Pero el inspector pensó que Aston tenía que estar al corriente de determinados editoriales recientes, ninguno encomiástico y algunos personales.

– Le sugeriría que consultase la historia criminal de Great Wyrley y sus alrededores en los últimos años. Ha habido algunos… sucesos singulares. Y le sugiero que trabaje con quienes mejor conozcan la zona. Hay un sargento muy sensato, no recuerdo su nombre. Grande, de cara colorada…

– ¿Upton, señor?

– Eso es, Upton. Es un hombre que tiene los oídos pegados al suelo.

– Muy bien, señor.

– Y también estoy reclutando veinte agentes especiales [8]. Que se presenten al sargento Parsons.

– ¡Veinte!

– Veinte, y al diablo los gastos. Los pagaré de mi bolsillo si hace falta. Quiero un agente debajo de cada seto y detrás de cada arbusto hasta que atrapen a ese hombre.

A Campbell no le inquietaban los gastos. Se preguntaba cómo encubrir la presencia de veinte agentes especiales en una comarca donde el más mínimo rumor viajaba más deprisa que un telegrama. Veinte agentes especiales en un territorio desconocido para la mayoría, contra un lugareño que bien podía optar por quedarse en casa y reírse de ellos.
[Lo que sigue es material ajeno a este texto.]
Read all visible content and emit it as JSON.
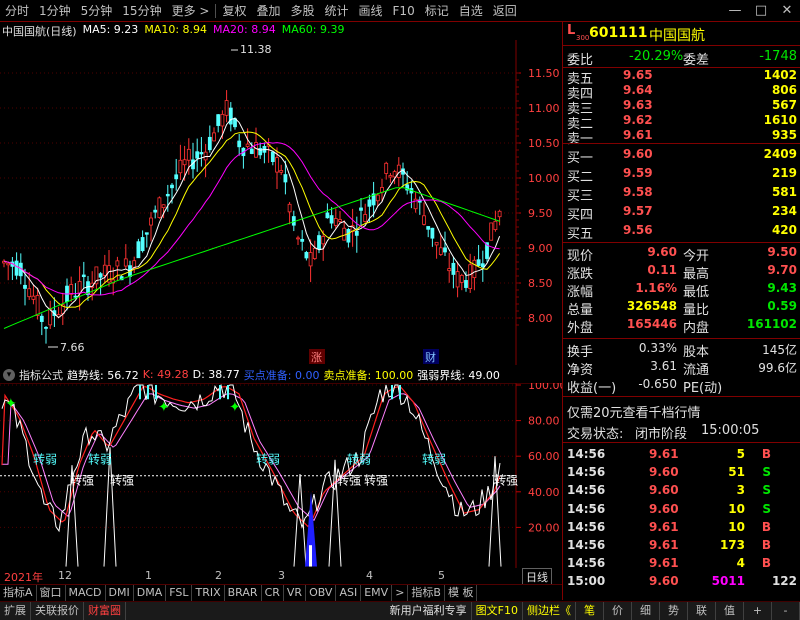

Y, en todo caso, ¿a cuántos animales podían proteger veinte agentes? ¿A cuarenta, sesenta, ochenta? ¿Y cuántos había en la región? Cientos, quizá miles.

– ¿Alguna pregunta más?

– No, señor. Sólo… ¿puedo hacer una no profesional?

– Adelante.

– El pórtico de fuera. Con las columnas. ¿Tienen un nombre? El estilo, me refiero.
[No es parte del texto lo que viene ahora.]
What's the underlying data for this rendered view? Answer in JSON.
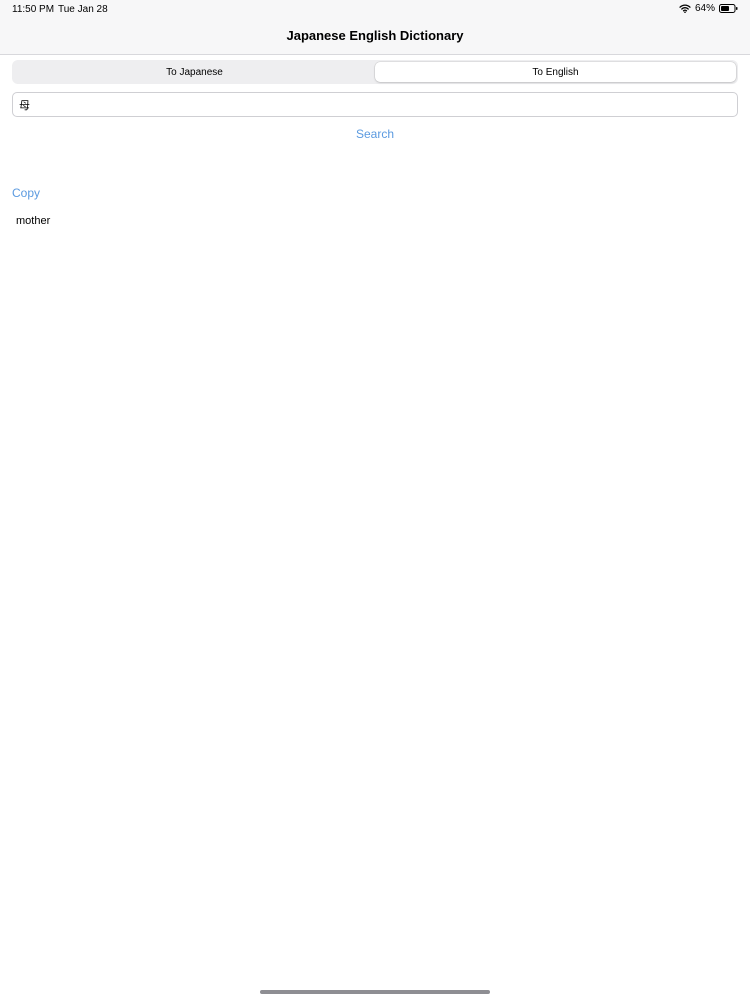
{
  "status_bar": {
    "time": "11:50 PM",
    "date": "Tue Jan 28",
    "battery": "64%",
    "battery_level": 0.64,
    "icons": [
      "wifi-icon",
      "battery-icon"
    ]
  },
  "nav": {
    "title": "Japanese English Dictionary"
  },
  "mode_selector": {
    "options": [
      {
        "label": "To Japanese",
        "selected": false
      },
      {
        "label": "To English",
        "selected": true
      }
    ]
  },
  "search": {
    "value": "母",
    "button_label": "Search"
  },
  "result": {
    "copy_label": "Copy",
    "text": "mother"
  },
  "colors": {
    "accent": "#5b9ae0",
    "header_background": "#f7f7f8",
    "segment_background": "#eeeef0"
  }
}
Anson le miró como si fuese la pregunta más extraordinaria que le hubiese hecho nunca un policía en activo.

– ¿Columnas? No tengo ni la más remota idea. Mi mujer es la que sabe esas cosas.

Los días siguientes, Campbell repasó los anales criminales de Great Wyrley y sus inmediaciones. Descubrió que respondía a sus expectativas. Un determinado número de robos, sobre todo de ganado; diversos casos de agresión; algunos de vagabundeo y ebriedad pública; un intento de suicidio; una chica condenada por escribir injurias en las paredes de las granjas; cinco casos de incendios provocados; cartas con amenazas y mercancías no solicitadas en la vicaría de Great Wyrley; una agresión sexual y dos comportamientos indecentes. Hasta donde pudo descubrir, no había habido ataques perpetrados contra animales en los últimos diez años.

Tampoco recordaba ninguno el sargento Upton, que había servido en la comarca el doble de tiempo. Pero la pregunta le recordó a un granjero, que ya había pasado a mejor vida -a menos, señor, que resultase peor- y de quien sospechaban que amaba demasiado a su oca, si usted me entiende. Campbell cortó en seco aquellos chismes pueblerinos; enseguida había considerado a Upton uno de los veteranos de la época en que la policía se conformaba con alistar casi a cualquiera que no fuese a todas luces lisiado, cojo y lerdo. Podías consultar a Upton sobre rumores y rencillas locales, pero difícilmente confiarías en su mano sobre una Biblia.